Benefícios dos beta-bloqueadores em pacientes com insuficiência cardíaca e FEVE reduzida. A: Redução do risco relativo e intervalo de confiança de 95%. B: NNT a 1 ano. FEVE, fração de ejeção do ventrículo esquerdo; NNT, número necessário para tratar.

(0,29MB).

Nos últimos anos, diferentes meta-análises abordaram a relação entre os benefícios dos BBs e a freqüência cardíaca em pacientes com FEVE. A relação entre uma frequência cardíaca mais elevada e um pior prognóstico está bem estabelecida. No entanto, uma subanálise do estudo HF-ACTION mostrou que o benefício é maior na presença de altas doses de BB, independentemente da frequência cardíaca.12 Por outro lado, outras metanálises recentes indicaram que o benefício relacionado à redução da freqüência cardíaca dos BBs só é alcançado em pacientes com ritmo sinusal ou é pelo menos menor em pacientes com fibrilação atrial (FA).13 Entretanto, uma subanálise do estudo AF-CHF mostrou que os BBs também melhoraram as taxas de mortalidade em pacientes com FA e rEF.14

Um problema particular são os pacientes com rEF assintomática. Nesses pacientes, os BBs teoricamente previnem os processos adversos de remodelamento ventricular que promovem a progressão para a IC sintomática. O estudo REVERT, o único estudo para randomizar pacientes assintomáticos no estágio I da New York Heart Association (NYHA) e com a FRE (estágio B do ACC/AHA),1 mostrou que a succinato de metoprolol estava associada à redução dos volumes e aumento da FEVE em 1 ano.15 O estudo CAPRICORN (FEVE pós-infarto

40%) identificou menor progressão para os estágios sintomáticos e melhora do remodelamento e função ventricular.16 Em um estudo observacional, o BB reduziu em 60% os episódios de IC sintomática.17 Falência cardíaca com função sistólica média ou preservada

Os ensaios clínicos retrospectivos são escassos e tipicamente têm desfechos indiretos, como parâmetros ecocardiográficos ou pequenos tamanhos de amostra que apenas permitem estimar o efeito sobre os desfechos clínicos.

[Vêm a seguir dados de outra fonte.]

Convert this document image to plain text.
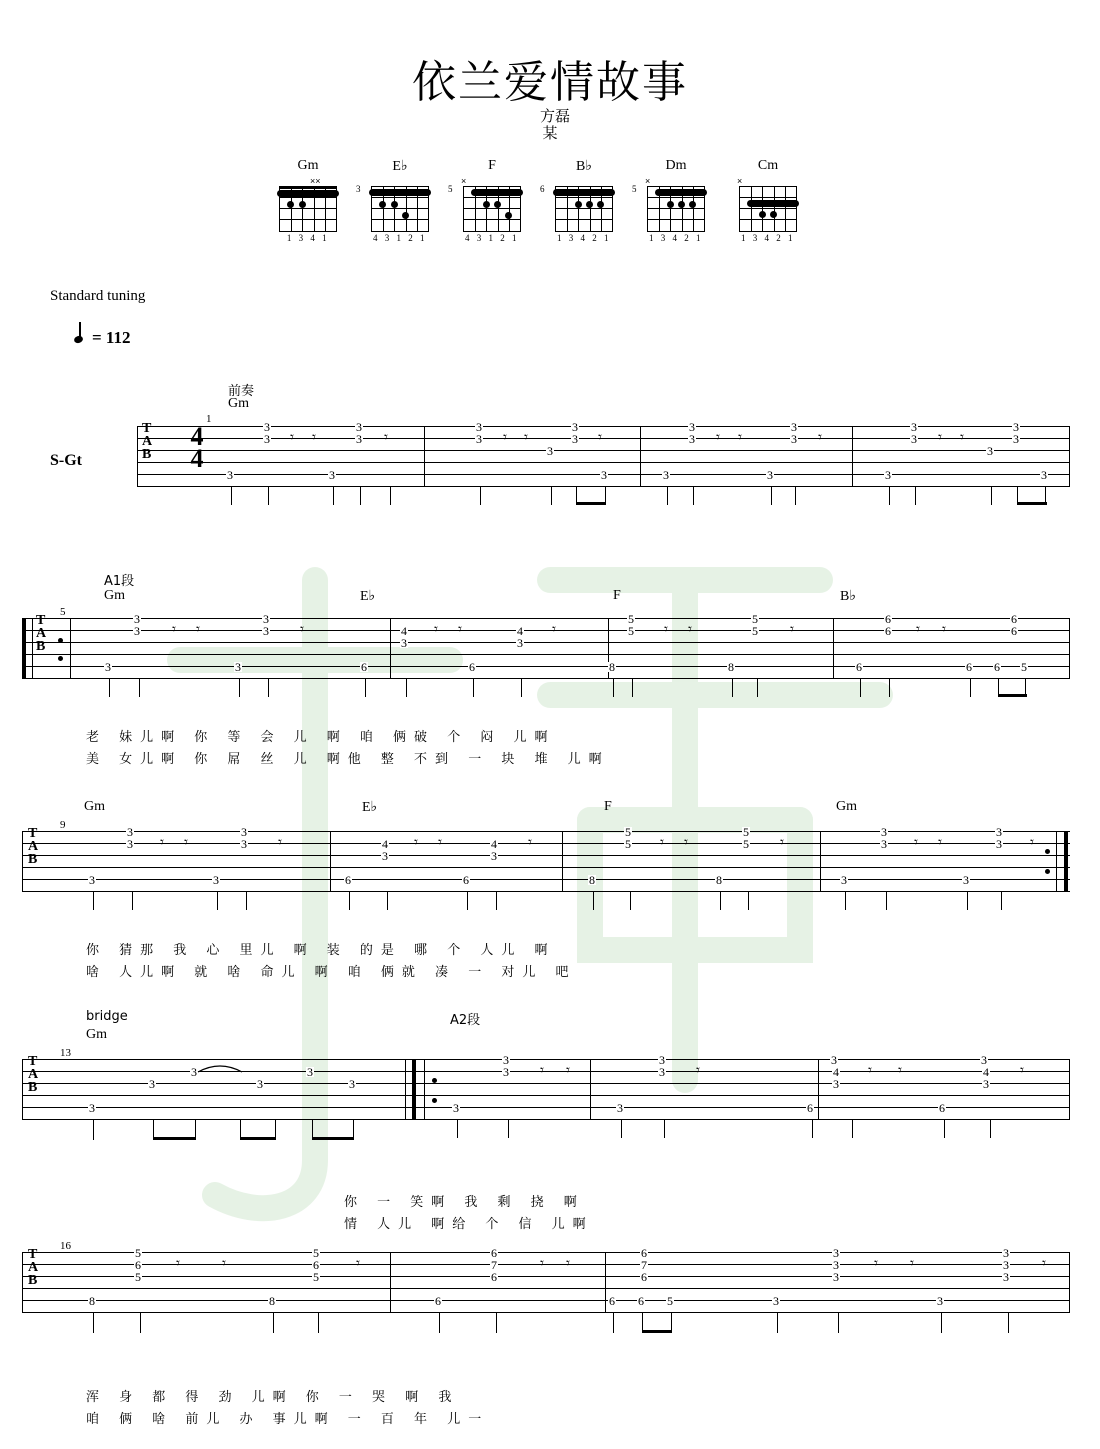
依兰爱情故事
方磊
某
Gm
××
1 3 4 1
E♭
3
4 3 1 2 1
F
×
5
4 3 1 2 1
B♭
6
1 3 4 2 1
Dm
×
5
1 3 4 2 1
Cm
×
1 3 4 2 1
Standard tuning
= 112
S-Gt
前奏
Gm
1
T
A
B
4
4
3
3
3
3
3
3
𝄾 𝄾	𝄾
3
3
3
3
3
3
𝄾 𝄾	𝄾
3
3
3
3
3
3
𝄾 𝄾	𝄾
3
3
3
3
3
3
3
𝄾 𝄾
A1段
Gm	E♭	F	B♭
5
T
A
B
3
3
3
3
3
3
𝄾 𝄾	𝄾	4
3
6
4
3
6
𝄾 𝄾	𝄾
5
5
8
5
5
8
𝄾 𝄾	𝄾
6
6
6
6
6
6 6 5
𝄾 𝄾
老 妹儿啊 你 等 会 儿 啊 咱 俩破 个 闷 儿啊
美 女儿啊 你 屌 丝 儿 啊他 整 不到 一 块 堆 儿啊
Gm	E♭	F	Gm
9
T
A
B
3
3
3
3
3
3
𝄾 𝄾	𝄾	4
3
6
4
3
6
𝄾 𝄾	𝄾
5
5
8
5
5
8
𝄾 𝄾	𝄾
3
3
3
3
3
3
𝄾 𝄾	𝄾
你 猜那 我 心 里儿 啊 装 的是 哪 个 人儿 啊
啥 人儿啊 就 啥 命儿 啊 咱 俩就 凑 一 对儿 吧
bridge
Gm
A2段
13
T
A
B	3
3
3
3
3
3
3
3
3
3
3
3
𝄾 𝄾	𝄾	4
3
3
6
4
3
3
6
𝄾 𝄾	𝄾
你 一 笑啊 我 剩 挠 啊
情 人儿 啊给 个 信 儿啊
16
T
A
B
5
6
5
8
5
6
5
8
𝄾	𝄾	𝄾
6
7
6
6
6
7
6
6 6 5
𝄾 𝄾
3
3
3
3
3
3
3
3
𝄾 𝄾	𝄾
浑 身 都 得 劲 儿啊 你 一 哭 啊 我
咱 俩 啥 前儿 办 事儿啊 一 百 年 儿一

Um estudo observacional, baseado no ajuste do escore de propensão com uma grande população de pacientes hospitalizados, e várias metanálises indicam que os BBs podem reduzir a mortalidade em pacientes com FEVE > 40%.18 Recentemente, um subestudo do estudo TOPCAT (FEVE> 45%) mostrou que os BBs, particularmente em pacientes sem infarto prévio, estavam associados a eventos cardiovasculares adversos aumentados.19 Entretanto, após a recomendação nas últimas diretrizes europeias de considerar os pacientes com FEVE de médio alcance (40%-49%) como um subgrupo separado, uma meta-análise individual que incluiu a FEVE de cada paciente nos ensaios clínicos centrais mostrou que pacientes em ritmo sinusal poderiam de fato se beneficiar da terapia com BB em termos de mortalidade.20

Insuficiência cardíaca aguda ou descompensada grave

Para pacientes internados com FEVE, a continuação da terapia com BB durante a internação reduz o risco de morte em 40%, enquanto o início da terapia com BB em pacientes com BB-naïve reduz o risco em quase 60%.21 Em contraste, a retirada de BB durante a internação dobra a mortalidade.22 O estudo COPERNICUS avaliou pacientes com IC grave (NYHA classe III-IV e FEVE

25%), incluindo pacientes hospitalizados ou descompensados tomando diuréticos intravenosos. O uso do carvedilol reduziu o risco geral de morte em 35%.7 Além disso, a iniciação do BB durante a internação facilitou a adesão à terapia com BB durante o acompanhamento.23 Em outra subanálise do ensaio MERIT-HF que incluiu pacientes com pior deterioração clínica (NYHA classe III-IV e FEVE 25%), o benefício do metoprolol foi claro e ainda maior.24BETA-BLOCKERS IN HYPERTENSION

Comparado com placebo, os BBs não demonstraram reduzir a mortalidade por todas as causas ou cardiovascular em pacientes com hipertensão essencial descomplicada.25-27 Entretanto, eles podem reduzir os eventos cardiovasculares, principalmente o AVC. Em comparação aos diuréticos, os BBs não reduzem os eventos cardiovasculares e podem até estar associados a uma maior incidência de AVC.28 Essa alta incidência de AVC parece estar associada à idade, o que aumenta o risco de BBs em pacientes com mais de 60 anos.29 Em comparação com antagonistas do cálcio ou angiotensina, inibidores da enzima de conversão/angiotensina, os BBs estão associados a um risco aumentado de acidente vascular cerebral.26,27 Os resultados do uso de BBs como drogas de primeira linha no tratamento da hipertensão arterial versus outros grupos de drogas são mostrados na Figura 2.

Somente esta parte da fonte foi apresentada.